Perez, 37, joined the Indians on June 2 of last season after being granted his release from the Yankees' Triple-A affiliate, Scranton/Wilkes-Barre, and he played a pivotal role in the Tribe's bullpen. The left-hander led the team with 15 holds, and he posted a 1.39 ERA with 43 strikeouts, seven walks and a 0.742 WHIP in 31 1/3 innings. Perez recorded scoreless appearances in 46 of his 51 outings while limiting left-handed hitters to a .194 batting average and righties to just .104. Of the remaining free-agent relievers, he recorded the second-highest WAR last season (1.1), trailing Boston's Craig Kimbrel (1.5).
"If you reflect back to that time last year, it was a point in time in which we had a lot of uncertainty in our bullpen," Antonetti said. "A handful of guys were injured, a few guys weren't performing to the way we'd hoped, so we were searching for options. One of those was Oliver. And we were fortunate to be able to work through things with the Yankees and get him an opportunity. And to Oliver's credit, from the day he got here, he made the most of that opportunity."
Acquiring Brad Hand and Adam Cimber at the July 31 non-waiver Trade Deadline last season has helped give the Tribe at least some security in its relief corps heading into the 2019 season, but the addition of Perez further bolsters the bullpen after Andrew Miller signed with the Cardinals and Cody Allen went to the Angels, while Josh Tomlin remains a free agent. Cleveland's other in-house relief options include Neil Ramirez, Nicholas Goody, Tyler Olson, Dan Otero, Jon Edwards, Cody Anderson, A.J. Cole, James Hoyt, Justin Grimm and Danny Salazar.
"We do feel good about the depth we have," Antonetti said. "It will be an area where we continue to always seek options that could potentially improve upon that. But we feel with some of the returning players that we have from last year's bullpen, guys returning from injury, as well as a few players that we acquired during the course of trades or minor signings this offseason, we feel like we've got a good group to choose from heading into Spring Training."

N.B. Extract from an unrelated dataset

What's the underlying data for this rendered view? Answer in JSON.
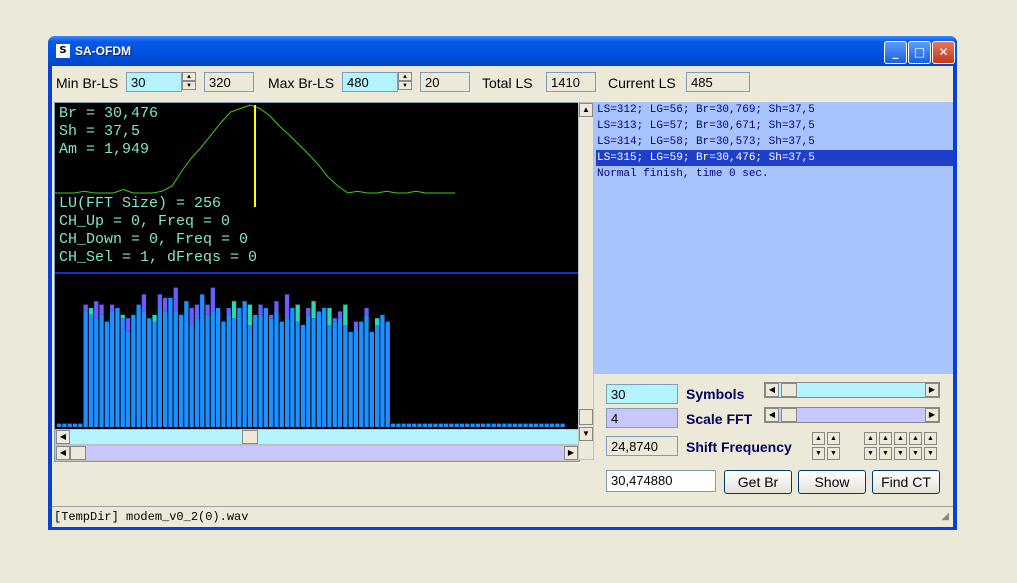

The Indians entered the offseason with a goal of cutting down their payroll, and after multiple trades that dealt Yan Gomes, Edwin Encarnacion and Yonder Alonso, the club trimmed approximately $20 million. The Tribe then added catcher Kevin Plawecki for one year at $1.1 million and now Perez for $2.5 million.

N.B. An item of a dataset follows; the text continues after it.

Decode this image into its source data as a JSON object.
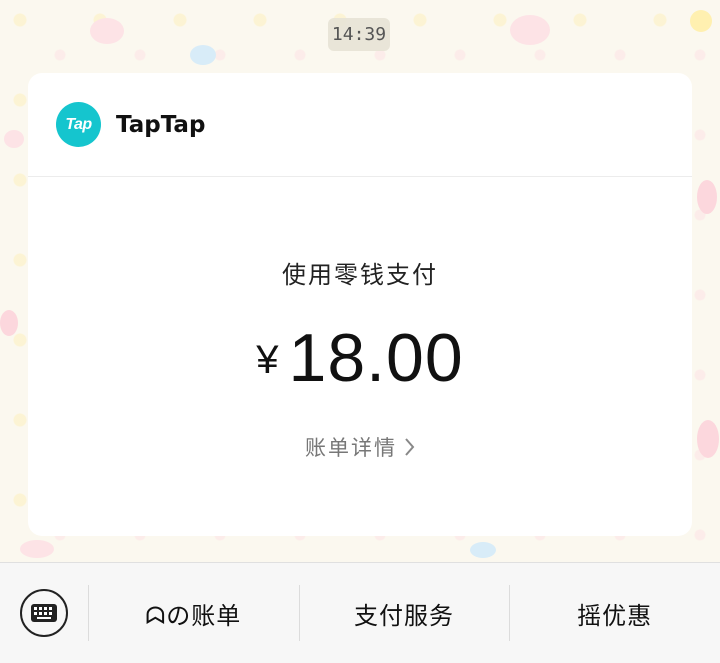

"We had franchise-record payrolls the last few seasons and ownership invested a lot in the team, and the path that we were on was unsustainable," Antonetti said. "So we did need to reposition ourselves financially, which we were able to do with a series of moves earlier in the offseason and provide ourselves that necessary financial flexibility that we needed."
Antonetti said the majority of the team's focus may now be shifted away from Major League free agents.
"I think most of our focus is on [acquiring non-roster players]," Antonetti said. "We feel good about the guys that we have. We do feel an important element for our team moving forward is to provide young players an opportunity to contribute at the Major League level."
The Indians' offseason activity may be winding down, but that doesn't mean the team won't make more additions throughout the season. And although there are plenty of new, young players on Cleveland's roster, the club's goal remains the same: winning the World Series.
"I think that will always be our goal," Antonetti said. "The first thing we want to make sure we do is find a way to gain entry into the postseason, and the best way to do that is winning the American League Central and we feel we are positioned to do that.
"I think the other thing that we've demonstrated over time as we've gone through each of the seasons in which we've been competitive is we will look at opportunities to fine-tune and adjust our roster as the season moves on. I'd expect that to be the case this year if we're, again, in the position of being a contender around the Trade Deadline or later in the season."